Porto Alegre, 04 de setembro de 2019

Horário oficial do beco da Rua General João Manoel, 18h10, 14 graus, vento frio em dia ensolarado

A crise argentina se consolida em meio ao fim de um governo que prometeu muito e realizou pouco.  Tantas foram as crises econômicas locais que eu acompanhei desde a transição para o governo de Raul Alfonsin que fica difícil imaginar a dimensão da instabilidade atual quando comparada a outros momentos semelhantes nos últimos quarenta anos.

Houve ocasiões em que as crises políticas se sobrepunham à instabilidade econômica.  O ambiente local ficou extremamente conturbado quando do atentado à AMIA.  A passagem de Domingos Cavallo pela pasta da Economia trouxe muita contestação dos agentes econômicos locais devido à equivalência do peso com o dólar.  O que dizer da presença de três presidentes – Fernando de la Rua, Adolfo Rodrigues Saa e Eduardo Duhalde – em apenas doze dias, entre 20 de dezembro de 2001 e 02 de janeiro de 2002?  

A Argentina conviveu com o pesadelo do corralito.    O país enfrentou um período de pesadas acusações contra o ex-presidente Carlos Menem.  O leitor lembra da chegada do casal Pinguim à Casa Rosada?  Várias foram as críticas a presença do FMI na economia argentina.   E as denúncias contra a ex-presidente Cristina Kirchner?   O que dizer do assassinato do procurador Alberto Nisman?

Ao fim e ao cabo, Maurício Macri chegou ao poder geranerdo muitas expectativas para uma parte expressiva do eleitorado argentino.   A gestão chegou ao fim sem que os argentinos percebessem uma melhora no cenário econômico.  A inflação está nas nuvens e a economia anda de ré.    

Recentemente foram realizadas as prévias na Argentina.  As Primárias Abertas Simultâneas Obrigatórias (PASO) devem ter surpreendido os presidente Maurício Marcri.  As previsões eram de uma diferença mínima a favor da oposição.  Os resultados foram desoladores para o governo conservador.   De repente, o governo percebeu que tinha os dias contados.

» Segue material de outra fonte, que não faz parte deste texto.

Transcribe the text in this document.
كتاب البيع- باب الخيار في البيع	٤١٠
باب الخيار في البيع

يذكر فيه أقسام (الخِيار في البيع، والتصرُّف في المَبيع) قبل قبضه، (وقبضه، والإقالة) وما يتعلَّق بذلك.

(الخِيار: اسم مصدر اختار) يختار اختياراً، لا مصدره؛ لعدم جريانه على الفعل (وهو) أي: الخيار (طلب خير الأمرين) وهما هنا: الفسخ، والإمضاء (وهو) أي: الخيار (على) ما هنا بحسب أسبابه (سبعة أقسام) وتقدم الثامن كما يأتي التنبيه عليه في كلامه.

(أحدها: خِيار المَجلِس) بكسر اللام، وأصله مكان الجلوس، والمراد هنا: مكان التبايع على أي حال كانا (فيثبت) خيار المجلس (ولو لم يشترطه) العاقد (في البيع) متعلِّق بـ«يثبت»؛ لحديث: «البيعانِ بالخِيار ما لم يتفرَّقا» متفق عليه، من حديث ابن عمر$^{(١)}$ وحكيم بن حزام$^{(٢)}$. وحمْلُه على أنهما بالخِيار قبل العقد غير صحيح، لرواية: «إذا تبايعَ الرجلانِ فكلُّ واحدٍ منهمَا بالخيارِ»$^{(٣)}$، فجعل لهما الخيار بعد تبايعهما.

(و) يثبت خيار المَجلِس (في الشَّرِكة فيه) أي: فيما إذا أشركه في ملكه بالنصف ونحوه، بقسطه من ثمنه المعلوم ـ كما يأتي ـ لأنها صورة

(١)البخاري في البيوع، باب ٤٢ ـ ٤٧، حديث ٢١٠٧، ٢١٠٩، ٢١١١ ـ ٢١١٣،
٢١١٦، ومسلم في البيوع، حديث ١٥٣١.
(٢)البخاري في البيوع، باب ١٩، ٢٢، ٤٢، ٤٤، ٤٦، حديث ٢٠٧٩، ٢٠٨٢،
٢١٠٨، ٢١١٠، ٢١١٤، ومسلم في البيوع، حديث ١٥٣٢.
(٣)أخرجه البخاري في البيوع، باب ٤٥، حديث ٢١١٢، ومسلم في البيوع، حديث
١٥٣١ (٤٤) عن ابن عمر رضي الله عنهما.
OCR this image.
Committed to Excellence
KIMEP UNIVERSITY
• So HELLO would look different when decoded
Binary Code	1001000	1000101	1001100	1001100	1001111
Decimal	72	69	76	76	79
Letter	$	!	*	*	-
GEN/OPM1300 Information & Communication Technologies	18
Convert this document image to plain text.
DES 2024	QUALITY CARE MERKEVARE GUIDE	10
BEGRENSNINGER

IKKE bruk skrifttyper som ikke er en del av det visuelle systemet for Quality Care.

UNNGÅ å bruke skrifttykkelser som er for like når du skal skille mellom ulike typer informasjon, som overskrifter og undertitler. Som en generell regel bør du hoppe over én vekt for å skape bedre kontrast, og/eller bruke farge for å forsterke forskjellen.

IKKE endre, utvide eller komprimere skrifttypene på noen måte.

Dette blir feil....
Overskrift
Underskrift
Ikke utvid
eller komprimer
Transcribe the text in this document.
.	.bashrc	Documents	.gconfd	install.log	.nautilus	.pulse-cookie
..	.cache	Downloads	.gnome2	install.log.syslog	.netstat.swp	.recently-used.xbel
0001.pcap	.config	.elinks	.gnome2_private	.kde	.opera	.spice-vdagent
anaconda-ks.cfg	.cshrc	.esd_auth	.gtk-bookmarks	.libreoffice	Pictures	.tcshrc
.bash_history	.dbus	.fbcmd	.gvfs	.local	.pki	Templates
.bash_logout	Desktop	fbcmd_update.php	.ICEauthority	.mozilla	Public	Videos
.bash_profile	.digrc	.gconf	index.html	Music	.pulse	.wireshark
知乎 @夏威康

Sem saber a que atribuir o resultado das urnas, Maurício Macri jogou a imensa diferença à presença da esquerda no pleito.  As eleições para a presidência acontecem no dia 27 de outubro.   Alberto Fernández, advogado e contador público, já é tratado como futuro presidente tendo Cristina Kirchner como a sua vice-presidente. 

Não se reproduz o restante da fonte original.